Raymond-Marie Tchidimbo


Raymond-Marie Tchidimbo was a Guinean archbishop of the Roman Catholic Church, the son of a Gabonese father and a Guinean mother. He is notable for his eight-year imprisonment during the dictatorship of Sékou Touré.

Biography

Tchidimbo was born in Conakry, French West Africa and was ordained a priest on October 7, 1951 as a member of the Congregation of the Holy Spirit.

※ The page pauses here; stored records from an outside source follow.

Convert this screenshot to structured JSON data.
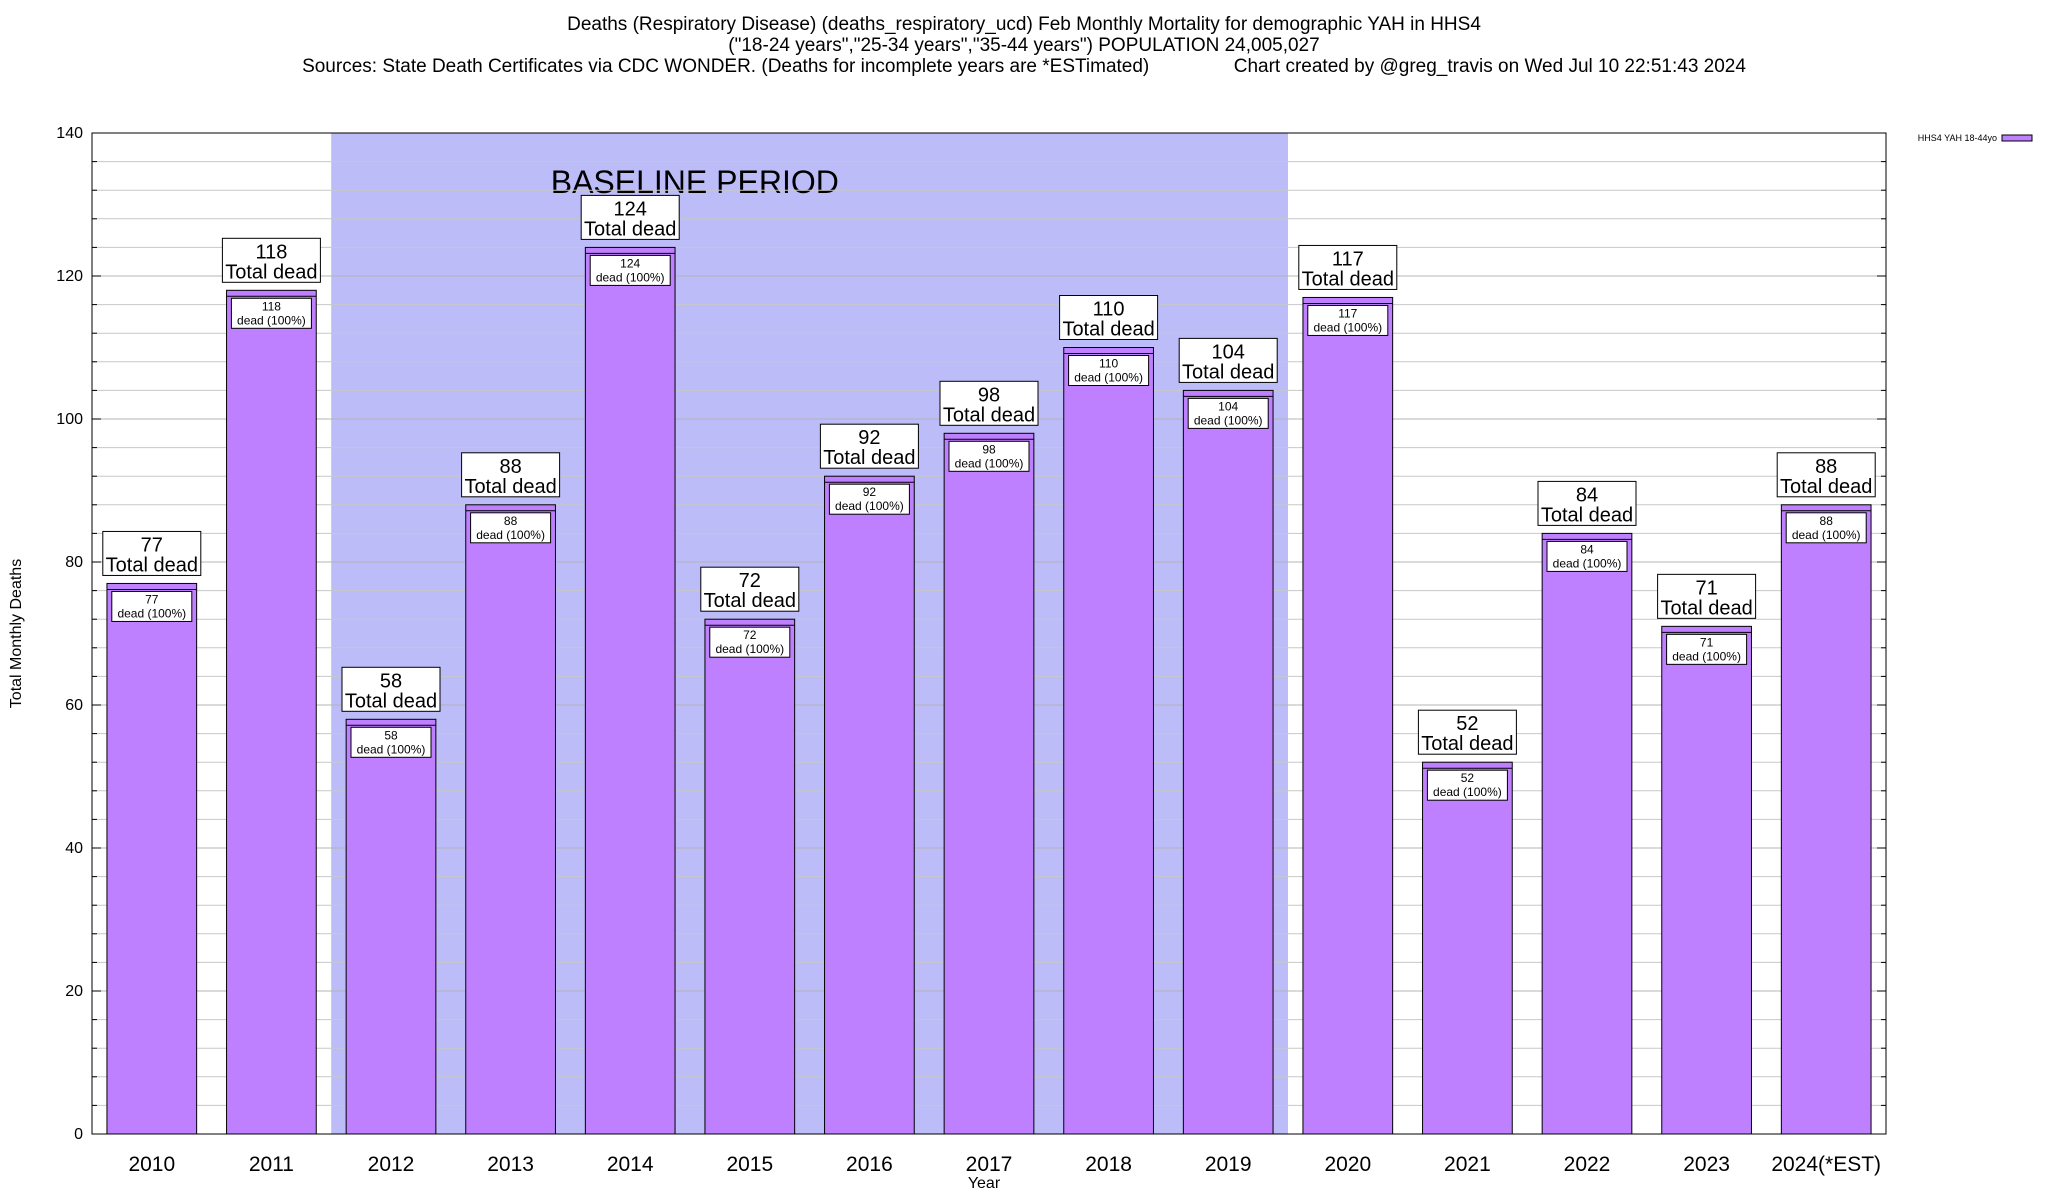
{
  "title": {
    "line1": "Deaths (Respiratory Disease) (deaths_respiratory_ucd) Feb Monthly Mortality for demographic YAH in HHS4",
    "line2": "(\"18-24 years\",\"25-34 years\",\"35-44 years\") POPULATION 24,005,027",
    "sources": "Sources: State Death Certificates via CDC WONDER. (Deaths for incomplete years are *ESTimated)",
    "credit": "Chart created by @greg_travis on Wed Jul 10 22:51:43 2024"
  },
  "colors": {
    "bar_fill": "#bf80ff",
    "bar_stroke": "#000000",
    "baseline_region": "#bbbcf8",
    "grid": "#c8c8c8"
  },
  "chart_data": {
    "type": "bar",
    "categories": [
      "2010",
      "2011",
      "2012",
      "2013",
      "2014",
      "2015",
      "2016",
      "2017",
      "2018",
      "2019",
      "2020",
      "2021",
      "2022",
      "2023",
      "2024(*EST)"
    ],
    "series": [
      {
        "name": "HHS4 YAH 18-44yo",
        "values": [
          77,
          118,
          58,
          88,
          124,
          72,
          92,
          98,
          110,
          104,
          117,
          52,
          84,
          71,
          88
        ]
      }
    ],
    "bar_label_total": "Total dead",
    "bar_label_inner": "dead (100%)",
    "xlabel": "Year",
    "ylabel": "Total Monthly Deaths",
    "ylim": [
      0,
      140
    ],
    "yticks": [
      0,
      20,
      40,
      60,
      80,
      100,
      120,
      140
    ],
    "grid": true,
    "legend_position": "top-right",
    "baseline_region": {
      "label": "BASELINE PERIOD",
      "from": "2012",
      "to": "2019"
    }
  }
}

Tchidimbo was appointed Archbishop of the Archdiocese of Conakry on March 10, 1962 and ordained bishop on May 31, 1962. At the time, Guinea was ruled by a Marxist dictatorship led by Sékou Touré. In November 1970, in the wake of the attempted overthrow of Touré during Operation Green Sea, the regime embarked on a series of purges targeting political and civic leaders suspected of disloyalty. As part of the purges, Tchidimbo was arrested on December 24. He was tortured, tried in absentia, and sentenced to life imprisonment on January 23, 1971. He spent the next eight years at the Camp Boiro concentration camp.


As part of a deal between the Holy See and the Touré regime, he was freed on August 7, 1979 and flown to Rome. Subsequently, on August 13, he resigned from his position of Archbishop of Conakry; Robert Sarah was appointed as his successor. In 1987, he published a book about his captivity entitled Noviciat d'un évêque : huit ans de captivité sous Sékou Touré.